What does MALT stand for?
Mucosal-associated lymphoid tissue
What is diffuse large B cell lymphoma?
1) Most commonly occurs in older persons; however, the age range is wide adn many of these lymphomas occur in children
2) Usually presents as a large, often extranodal mass followed by wide-spread aggresive dissemination. Leukemic involvement is rare.
What is precursor T lymphoblastic lymphoma/leukemia?
1) Characterized by convoluted-appearing nuclei
2) Occurs most often in children
3) Most often arises from thymic lymphocytes.
4) Rapidly disseminates and progresses to T-ALL
5) Often presents clinically as a combination of T-ALL and a mediastinal mass.
What is Burkitt lymphoma?
1) Aggressive B cell lymphoma. The African form frequently involves the maxilla or mandible; the American form usually involves abdominal organs.
2) Closely linked to EBV infection
3) Characterized histologically by a "starry-sky" appearance. As a result of rapid cell turnover, the lesions contain abundant cellular debris that is taken up by non-neoplastic macrophages, resulting in this appearance
4) Closely related to B-ALL, which is called Burkitt cell leukemia in the WHO classification.
5) Associated with a characteristic cytogenic change, t(8;14).
What are cutaneous T cell lymphomas?
Mycosis fungoides
Sezary syndrome
What is mycosis fungoides?
1) Preents as an erythematous, eczematoid, or psoriasiform process, progressing to raised plaques adn then to a tumor stage
2) Marked histologically by dermal infiltrates of atypical CD4+ T cells with cerebriform nuclei.

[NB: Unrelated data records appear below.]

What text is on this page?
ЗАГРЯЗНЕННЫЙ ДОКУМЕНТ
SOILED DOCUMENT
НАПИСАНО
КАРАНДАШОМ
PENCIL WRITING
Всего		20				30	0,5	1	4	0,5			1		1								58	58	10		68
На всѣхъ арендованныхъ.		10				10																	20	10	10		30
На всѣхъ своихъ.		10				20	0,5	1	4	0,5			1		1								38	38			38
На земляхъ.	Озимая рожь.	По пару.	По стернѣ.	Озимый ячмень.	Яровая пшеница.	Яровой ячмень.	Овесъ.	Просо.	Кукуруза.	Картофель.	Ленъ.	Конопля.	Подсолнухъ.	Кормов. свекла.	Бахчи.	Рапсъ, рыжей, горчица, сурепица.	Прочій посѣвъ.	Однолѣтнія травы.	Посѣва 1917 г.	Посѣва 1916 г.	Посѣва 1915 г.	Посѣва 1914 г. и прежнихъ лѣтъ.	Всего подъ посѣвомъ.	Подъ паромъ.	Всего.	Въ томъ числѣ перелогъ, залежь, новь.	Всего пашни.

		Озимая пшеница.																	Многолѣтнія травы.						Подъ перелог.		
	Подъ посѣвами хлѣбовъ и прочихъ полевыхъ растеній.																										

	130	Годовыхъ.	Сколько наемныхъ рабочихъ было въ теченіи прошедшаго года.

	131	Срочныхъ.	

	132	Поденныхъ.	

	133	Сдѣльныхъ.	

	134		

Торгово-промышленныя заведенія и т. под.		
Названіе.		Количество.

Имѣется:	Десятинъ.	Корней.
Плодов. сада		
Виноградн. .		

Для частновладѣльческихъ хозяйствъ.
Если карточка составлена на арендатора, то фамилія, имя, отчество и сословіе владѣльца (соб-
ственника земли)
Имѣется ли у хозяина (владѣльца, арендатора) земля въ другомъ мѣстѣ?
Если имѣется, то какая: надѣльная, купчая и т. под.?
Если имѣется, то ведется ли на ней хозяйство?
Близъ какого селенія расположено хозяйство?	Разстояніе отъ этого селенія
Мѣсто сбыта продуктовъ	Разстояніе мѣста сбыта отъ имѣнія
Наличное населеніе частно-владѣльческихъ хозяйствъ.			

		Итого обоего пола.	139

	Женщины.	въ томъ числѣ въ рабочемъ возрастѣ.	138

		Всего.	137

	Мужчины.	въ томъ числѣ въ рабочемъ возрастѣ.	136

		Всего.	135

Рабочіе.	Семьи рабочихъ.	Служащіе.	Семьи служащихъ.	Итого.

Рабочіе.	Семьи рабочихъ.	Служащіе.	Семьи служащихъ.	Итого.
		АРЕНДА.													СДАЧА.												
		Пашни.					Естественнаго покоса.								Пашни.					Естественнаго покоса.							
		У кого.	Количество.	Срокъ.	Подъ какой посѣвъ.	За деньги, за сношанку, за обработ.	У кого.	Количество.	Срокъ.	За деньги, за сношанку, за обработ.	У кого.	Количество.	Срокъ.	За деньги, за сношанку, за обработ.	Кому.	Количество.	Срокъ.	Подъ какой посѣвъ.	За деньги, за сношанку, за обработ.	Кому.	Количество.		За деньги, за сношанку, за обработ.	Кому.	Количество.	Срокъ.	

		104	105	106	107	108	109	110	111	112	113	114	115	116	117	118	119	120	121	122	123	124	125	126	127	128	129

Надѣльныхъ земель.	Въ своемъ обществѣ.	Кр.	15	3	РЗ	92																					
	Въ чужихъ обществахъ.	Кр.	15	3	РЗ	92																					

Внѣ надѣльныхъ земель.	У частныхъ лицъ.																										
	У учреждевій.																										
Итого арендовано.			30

Small pockets of tumor cells within the epidermis are referred to as Pautrier microabscesses.
3) Eventually disseminates lymph nodes and internal organs.
What is Sezary syndrome?
1) Leukemic form of cutaneous T cell lymphoma.
2) Characterized by teh combination of skin lesions and circulating neoplastic cells with cerebriform nuclei
Describe the cytogenic changes of Burkitt lymphoma.
1) C-myc proto-oncogene located on chromosome 8 is transposed to a site adjacent to the immunoglobulin heavy chain locus on chromosome 14
2) Increased expression of the c-myc gene, presumably caused by the proximity of regulatory sequences of the immunoglobulin heavy chain gene, is characteristic.